SOTA LLMs are good for diagnosis. That was evident even before this benchmark. I'm not talking about some imagined future. I'm talking about right now. Sticking your head in the sand because of your 'experience' with coding is nonsensical. The benchmarks aren't arbitrary - In some cases they are directly testing the ability in question.
I'm not advocating for removing doctors from the picture entirely. It wouldn't even be possible even if I was, at least at the moment.
>Python is not popular in ML because it is a great language but because of the ecosystem: numpy, pandas, pytorch and everything built on those allows you to do the higher level ML coding without having to reinvent efficient matrix operations for a given hardware infrastructure.

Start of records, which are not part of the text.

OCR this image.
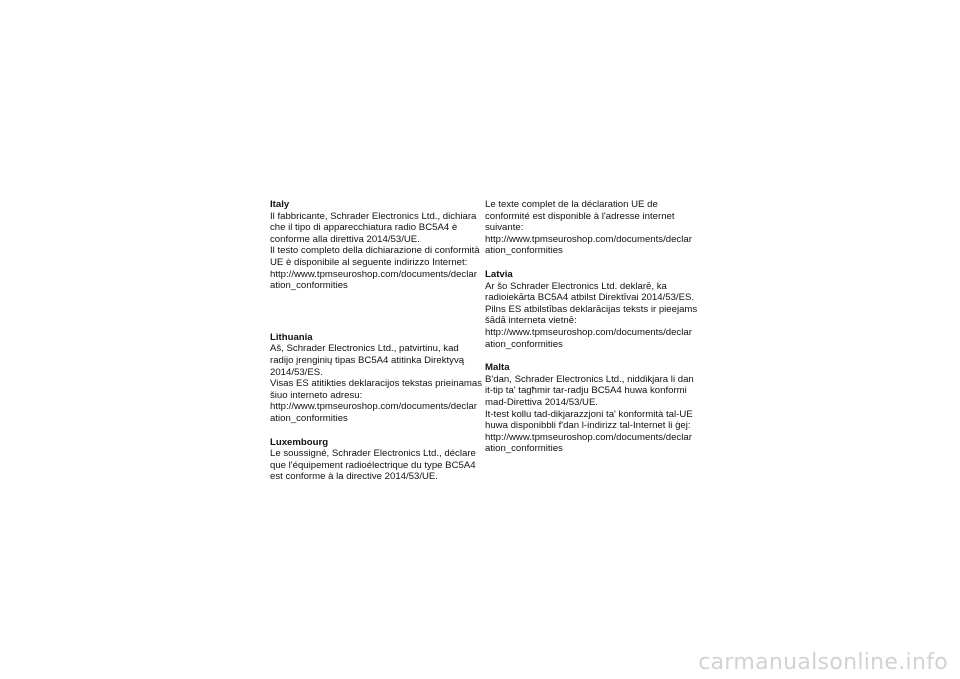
Italy

Il fabbricante, Schrader Electronics Ltd., dichiara
che il tipo di apparecchiatura radio BC5A4 è
conforme alla direttiva 2014/53/UE.
Il testo completo della dichiarazione di conformità
UE è disponibile al seguente indirizzo Internet:
http://www.tpmseuroshop.com/documents/declar
ation_conformities

Lithuania

Aš, Schrader Electronics Ltd., patvirtinu, kad
radijo įrenginių tipas BC5A4 atitinka Direktyvą
2014/53/ES.
Visas ES atitikties deklaracijos tekstas prieinamas
šiuo interneto adresu:
http://www.tpmseuroshop.com/documents/declar
ation_conformities

Luxembourg

Le soussigné, Schrader Electronics Ltd., déclare
que l'équipement radioélectrique du type BC5A4
est conforme à la directive 2014/53/UE.

Le texte complet de la déclaration UE de
conformité est disponible à l'adresse internet
suivante:
http://www.tpmseuroshop.com/documents/declar
ation_conformities

Latvia

Ar šo Schrader Electronics Ltd. deklarē, ka
radioiekārta BC5A4 atbilst Direktīvai 2014/53/ES.
Pilns ES atbilstības deklarācijas teksts ir pieejams
šādā interneta vietnē:
http://www.tpmseuroshop.com/documents/declar
ation_conformities

Malta

B'dan, Schrader Electronics Ltd., niddikjara li dan
it-tip ta' tagħmir tar-radju BC5A4 huwa konformi
mad-Direttiva 2014/53/UE.
It-test kollu tad-dikjarazzjoni ta' konformità tal-UE
huwa disponibbli f'dan l-indirizz tal-Internet li ġej:
http://www.tpmseuroshop.com/documents/declar
ation_conformities

carmanualsonline.info
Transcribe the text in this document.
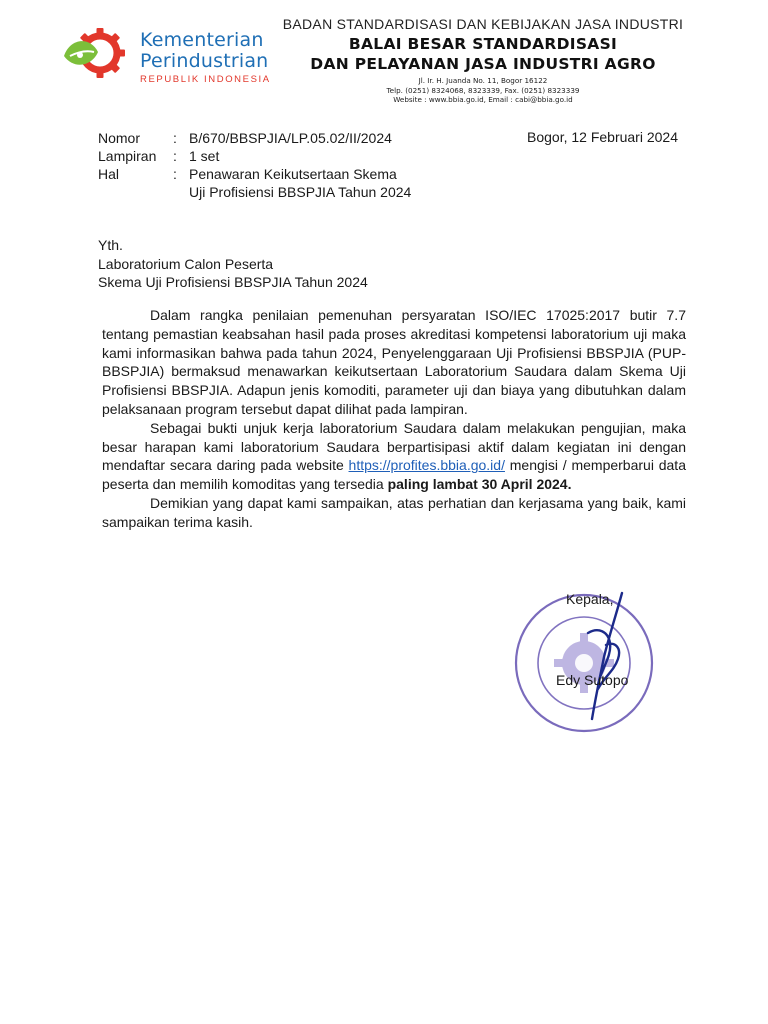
Kementerian
Perindustrian
REPUBLIK INDONESIA
BADAN STANDARDISASI DAN KEBIJAKAN JASA INDUSTRI
BALAI BESAR STANDARDISASI
DAN PELAYANAN JASA INDUSTRI AGRO
Jl. Ir. H. Juanda No. 11, Bogor 16122
Telp. (0251) 8324068, 8323339, Fax. (0251) 8323339
Website : www.bbia.go.id, Email : cabi@bbia.go.id
Nomor	: B/670/BBSPJIA/LP.05.02/II/2024
Lampiran	: 1 set
Hal	: Penawaran Keikutsertaan Skema
Uji Profisiensi BBSPJIA Tahun 2024
Bogor, 12 Februari 2024
Yth.
Laboratorium Calon Peserta
Skema Uji Profisiensi BBSPJIA Tahun 2024

Dalam rangka penilaian pemenuhan persyaratan ISO/IEC 17025:2017 butir 7.7 tentang pemastian keabsahan hasil pada proses akreditasi kompetensi laboratorium uji maka kami informasikan bahwa pada tahun 2024, Penyelenggaraan Uji Profisiensi BBSPJIA (PUP-BBSPJIA) bermaksud menawarkan keikutsertaan Laboratorium Saudara dalam Skema Uji Profisiensi BBSPJIA. Adapun jenis komoditi, parameter uji dan biaya yang dibutuhkan dalam pelaksanaan program tersebut dapat dilihat pada lampiran.

Sebagai bukti unjuk kerja laboratorium Saudara dalam melakukan pengujian, maka besar harapan kami laboratorium Saudara berpartisipasi aktif dalam kegiatan ini dengan mendaftar secara daring pada website https://profites.bbia.go.id/ mengisi / memperbarui data peserta dan memilih komoditas yang tersedia paling lambat 30 April 2024.

Demikian yang dapat kami sampaikan, atas perhatian dan kerjasama yang baik, kami sampaikan terima kasih.

Kepala,
Edy Sutopo
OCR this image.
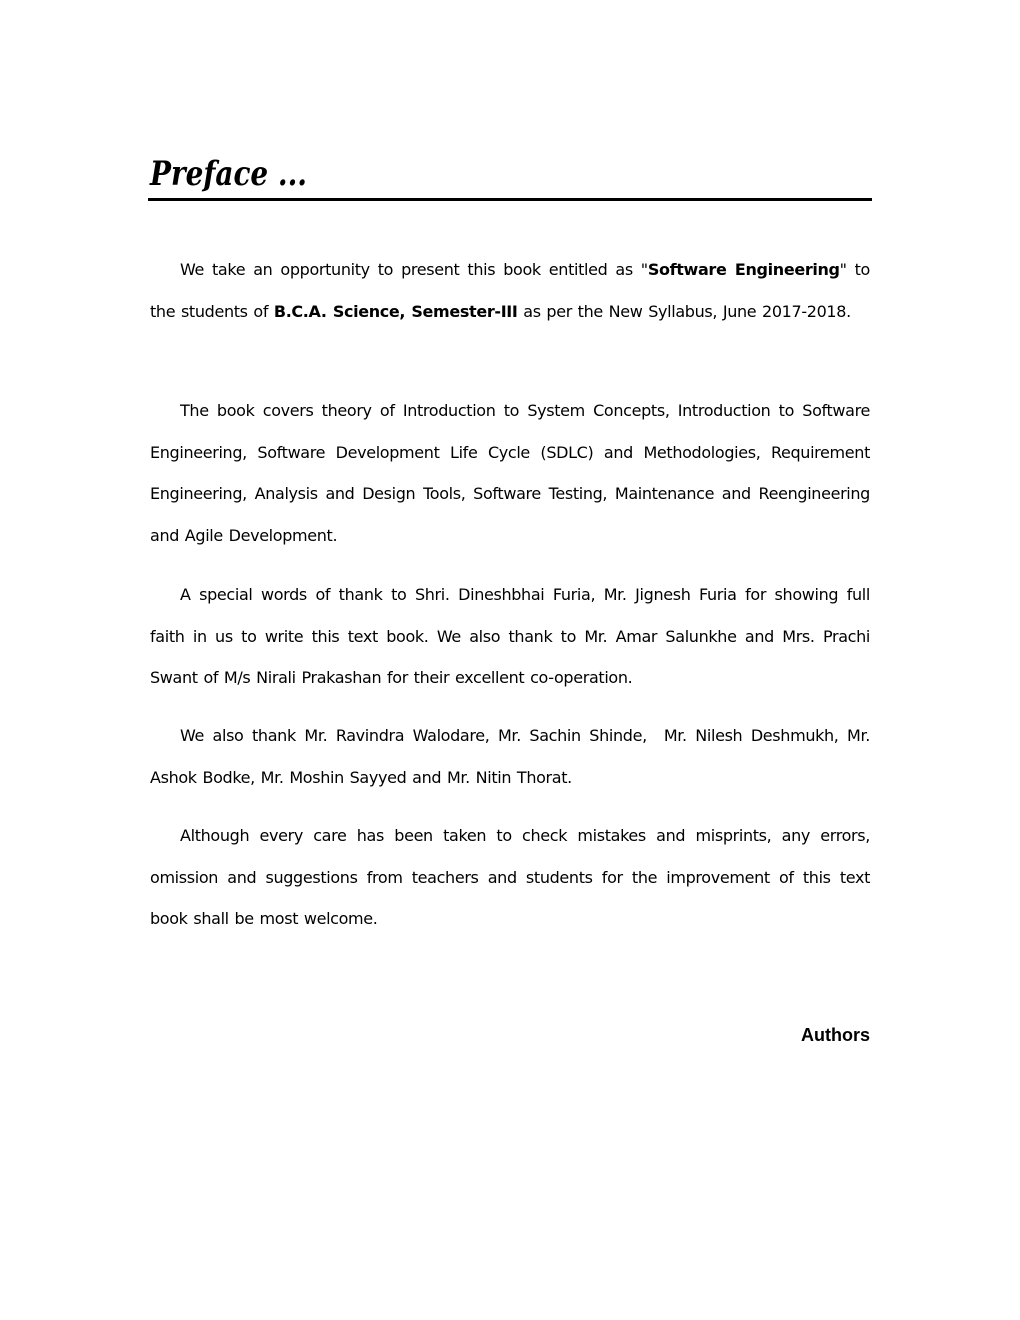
Preface ...

We take an opportunity to present this book entitled as "Software Engineering" to the students of B.C.A. Science, Semester-III as per the New Syllabus, June 2017-2018.

The book covers theory of Introduction to System Concepts, Introduction to Software Engineering, Software Development Life Cycle (SDLC) and Methodologies, Requirement Engineering, Analysis and Design Tools, Software Testing, Maintenance and Reengineering and Agile Development.

A special words of thank to Shri. Dineshbhai Furia, Mr. Jignesh Furia for showing full faith in us to write this text book. We also thank to Mr. Amar Salunkhe and Mrs. Prachi Swant of M/s Nirali Prakashan for their excellent co-operation.

We also thank Mr. Ravindra Walodare, Mr. Sachin Shinde,  Mr. Nilesh Deshmukh, Mr. Ashok Bodke, Mr. Moshin Sayyed and Mr. Nitin Thorat.

Although every care has been taken to check mistakes and misprints, any errors, omission and suggestions from teachers and students for the improvement of this text book shall be most welcome.

Authors
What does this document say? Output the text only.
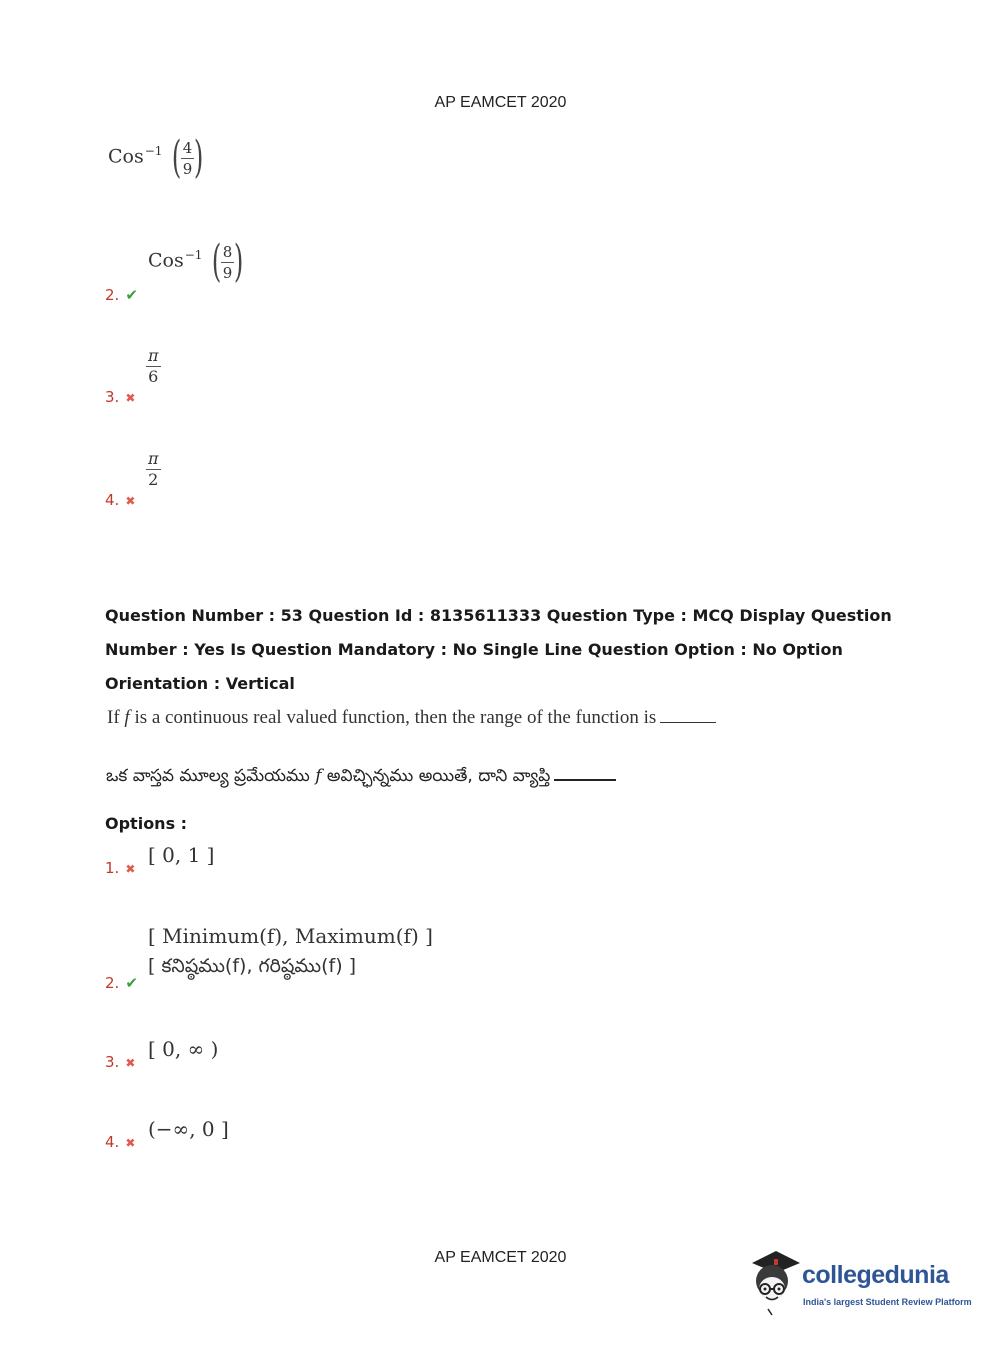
AP EAMCET 2020
Cos$^{-1}$ ( $\frac{4}{9}$ )
2. ✔
Cos$^{-1}$ ( $\frac{8}{9}$ )
3. ✖
$\frac{\pi}{6}$
4. ✖
$\frac{\pi}{2}$
Question Number : 53 Question Id : 8135611333 Question Type : MCQ Display Question
Number : Yes Is Question Mandatory : No Single Line Question Option : No Option
Orientation : Vertical
If f is a continuous real valued function, then the range of the function is
ఒక వాస్తవ మూల్య ప్రమేయము f అవిచ్ఛిన్నము అయితే, దాని వ్యాప్తి
Options :
1. ✖
[ 0, 1 ]
2. ✔
[ Minimum(f), Maximum(f) ]
[ కనిష్ఠము(f), గరిష్ఠము(f) ]
3. ✖
[ 0, ∞ )
4. ✖
(−∞, 0 ]
AP EAMCET 2020
collegedunia
India's largest Student Review Platform
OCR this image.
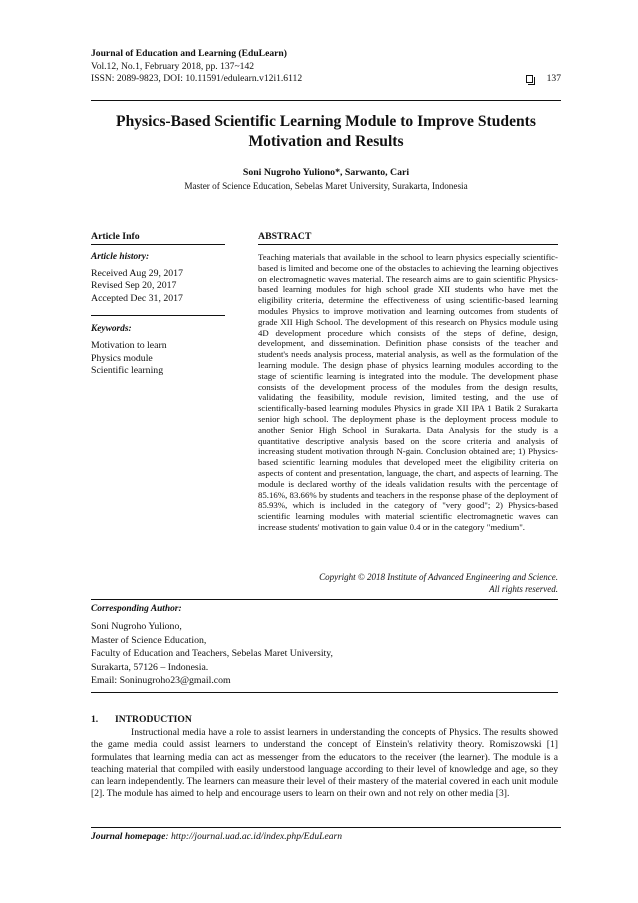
Journal of Education and Learning (EduLearn)
Vol.12, No.1, February 2018, pp. 137~142
ISSN: 2089-9823, DOI: 10.11591/edulearn.v12i1.6112	137
Physics-Based Scientific Learning Module to Improve Students Motivation and Results
Soni Nugroho Yuliono*, Sarwanto, Cari
Master of Science Education, Sebelas Maret University, Surakarta, Indonesia
Article Info
Article history:
Received Aug 29, 2017
Revised Sep 20, 2017
Accepted Dec 31, 2017
Keywords:
Motivation to learn
Physics module
Scientific learning
ABSTRACT
Teaching materials that available in the school to learn physics especially scientific-based is limited and become one of the obstacles to achieving the learning objectives on electromagnetic waves material. The research aims are to gain scientific Physics-based learning modules for high school grade XII students who have met the eligibility criteria, determine the effectiveness of using scientific-based learning modules Physics to improve motivation and learning outcomes from students of grade XII High School. The development of this research on Physics module using 4D development procedure which consists of the steps of define, design, development, and dissemination. Definition phase consists of the teacher and student's needs analysis process, material analysis, as well as the formulation of the learning module. The design phase of physics learning modules according to the stage of scientific learning is integrated into the module. The development phase consists of the development process of the modules from the design results, validating the feasibility, module revision, limited testing, and the use of scientifically-based learning modules Physics in grade XII IPA 1 Batik 2 Surakarta senior high school. The deployment phase is the deployment process module to another Senior High School in Surakarta. Data Analysis for the study is a quantitative descriptive analysis based on the score criteria and analysis of increasing student motivation through N-gain. Conclusion obtained are; 1) Physics-based scientific learning modules that developed meet the eligibility criteria on aspects of content and presentation, language, the chart, and aspects of learning. The module is declared worthy of the ideals validation results with the percentage of 85.16%, 83.66% by students and teachers in the response phase of the deployment of 85.93%, which is included in the category of "very good"; 2) Physics-based scientific learning modules with material scientific electromagnetic waves can increase students' motivation to gain value 0.4 or in the category "medium".
Copyright © 2018 Institute of Advanced Engineering and Science.
All rights reserved.
Corresponding Author:
Soni Nugroho Yuliono,
Master of Science Education,
Faculty of Education and Teachers, Sebelas Maret University,
Surakarta, 57126 – Indonesia.
Email: Soninugroho23@gmail.com
1. INTRODUCTION
Instructional media have a role to assist learners in understanding the concepts of Physics. The results showed the game media could assist learners to understand the concept of Einstein's relativity theory. Romiszowski [1] formulates that learning media can act as messenger from the educators to the receiver (the learner). The module is a teaching material that compiled with easily understood language according to their level of knowledge and age, so they can learn independently. The learners can measure their level of their mastery of the material covered in each unit module [2]. The module has aimed to help and encourage users to learn on their own and not rely on other media [3].
Journal homepage: http://journal.uad.ac.id/index.php/EduLearn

Ecosystems don't poof into existence. There are reasons people chose to write those libraries, sometimes partly or wholly in other languages for python in the first place.
It's not like python was older than or a more prominent language than say C when those libraries began.
Why are you linking a Wikipedia page like it's the ground zero for the term? Especially when neither article the page link to justify that definition see the term as a binary accomplishment.
The g in AGI is General. I don't what world you think Generality isn't a spectrum, but it's sure as hell isn't this one.
That's right, and the Wikipedia page refers to the classification system:
"A framework for classifying AGI by performance and autonomy was proposed in 2023 by Google DeepMind researchers. They define five performance levels of AGI: emerging, competent, expert, virtuoso, and superhuman"
In the second paragraph:
"Some researchers argue that state‑of‑the‑art large language models already exhibit early signs of AGI‑level capability, while others maintain that genuine AGI has not yet been achieved."
The entire article makes it clear that the definitions and classifications are still being debated and refined by researchers.
The current SOTA LLMs are better than Traditional machine translators (there is no perhaps) and most human translators.
If a 'general overview' is all you think they're good for, then you've clearly not seriously used them.